Ce point de basculement est-il seulement technologique ?

L'histoire de l'humanité connaît, en même temps, un autre tournant décisif : depuis 2007, plus de la moitié de la population mondiale est urbaine. Après un demi-siècle qui a contribué comme jamais à l'augmentation de notre espérance de vie, ce progrès semble maintenant impacté par la sédentarité, l'obésité, les pollutions, devenues la première cause de mortalité dans le monde, la mauvaise alimentation. Les Homo sapiens n'ont jamais été aussi nombreux sur la Terre, mais ils n'ont jamais si peu marché. La réplique écrite par Michel Audiard pour le film de Denys de La Patellière, Un taxi pour Tobrouk (1961), est, à ce propos, très éclairante : «L'homme de Néandertal est train de nous le mettre dans l'os. Deux intellectuels assis vont moins loin qu'une brute qui marche.»

En quoi la survie de notre espèce dépend-elle de la marche ?
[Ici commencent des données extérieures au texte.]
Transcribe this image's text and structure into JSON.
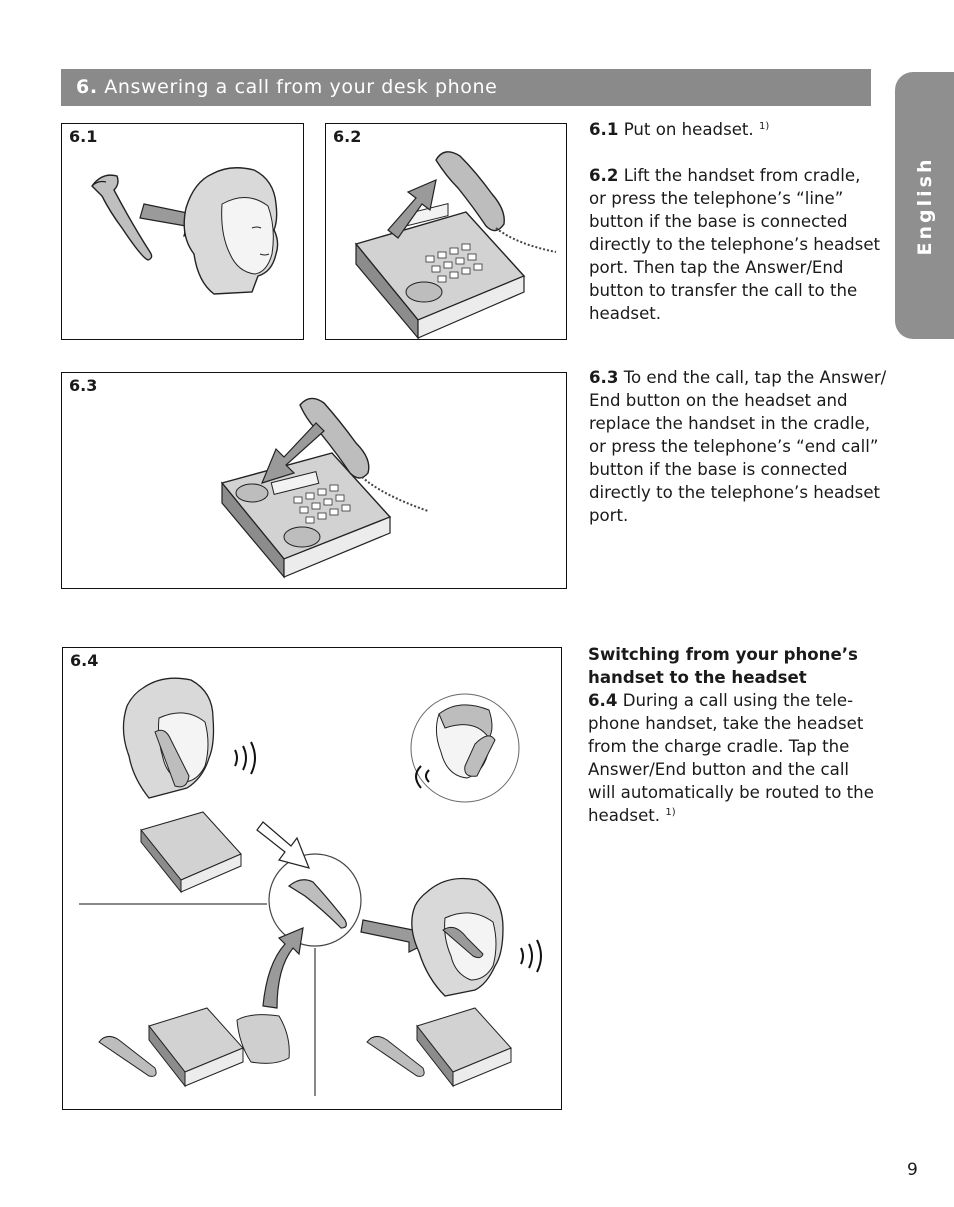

Le bipède humain a besoin de marcher et de parler pour penser, pour créer. Des études récentes menées à l'université Stanford montrent que les personnes qui marchent ont une créativité supérieure de 60 % à celles et ceux qui restent assis. Ce qui importe, c'est de déambuler, que ce soit à l'intérieur ou à l'extérieur, sur un tapis roulant, dans les rues ou par les chemins. D'après leurs résultats, la marche est propice à faire émerger de nouvelles idées, de nouveaux concepts, de nouvelles associations, de nouvelles hypothèses. Ainsi, Rimbaud avalait des distances de plusieurs centaines de kilomètres entre la Lorraine, la Belgique et Paris. Vladimir Nabokov suggérait aux enseignants d'inviter leurs étudiants à suivre sur une carte les parcours dans Dublin du protagoniste du roman Ulysse de James Joyce ou de Mrs Dalloway de Virginia Woolf dans Londres. Le langage et la marche procèdent selon les mêmes chemins analogiques de la pensée et du sens, que ce soit pas à pas ou son après son. Un pas ou un son isolé ne portent aucune signification, au mieux un signal. C'est leur alignement - un parcours accompli ou une phrase énoncée - qui fait sens. Marche et langage accompagnent le genre Homo depuis ses origines.

Vous citez Virginia Woolf. Quel est le rapport de la femme à la marche ?

Les racines du mal qui entrave la marche des femmes ne se dissimulent pas dans leur anatomie, leur physiologie, leurs jambes ou encore pendant la grossesse. Elles sont profondément ancrées dans les lourds méandres de toutes les idéologies de la domination masculine. Celle-ci commence dès Lucy et les australopithèques… quand les femelles (au sens éthologique) sont obligées de consacrer plus de temps à leur progéniture tandis que les mâles se préoccupent de chercher la nourriture. Ce moment est crucial, c'est un coup d'Etat sociologique. On voit ici que la domination masculine n'est pas génétique. Les mâles ont réussi un coup de force qui perdure et que l'on justifie encore aujourd'hui. Cette question n'est pas assez abordée en philosophie, ni même en paléoanthropologie. Les deux seuls ouvrages consacrés aux origines de la marche tout en s'inquiétant des fondements possibles des différences sexuelles sont ceux de l'essayiste américaine Rebecca Solnit, l'Art de marcher, et de Christopher McDougall, Born to Run.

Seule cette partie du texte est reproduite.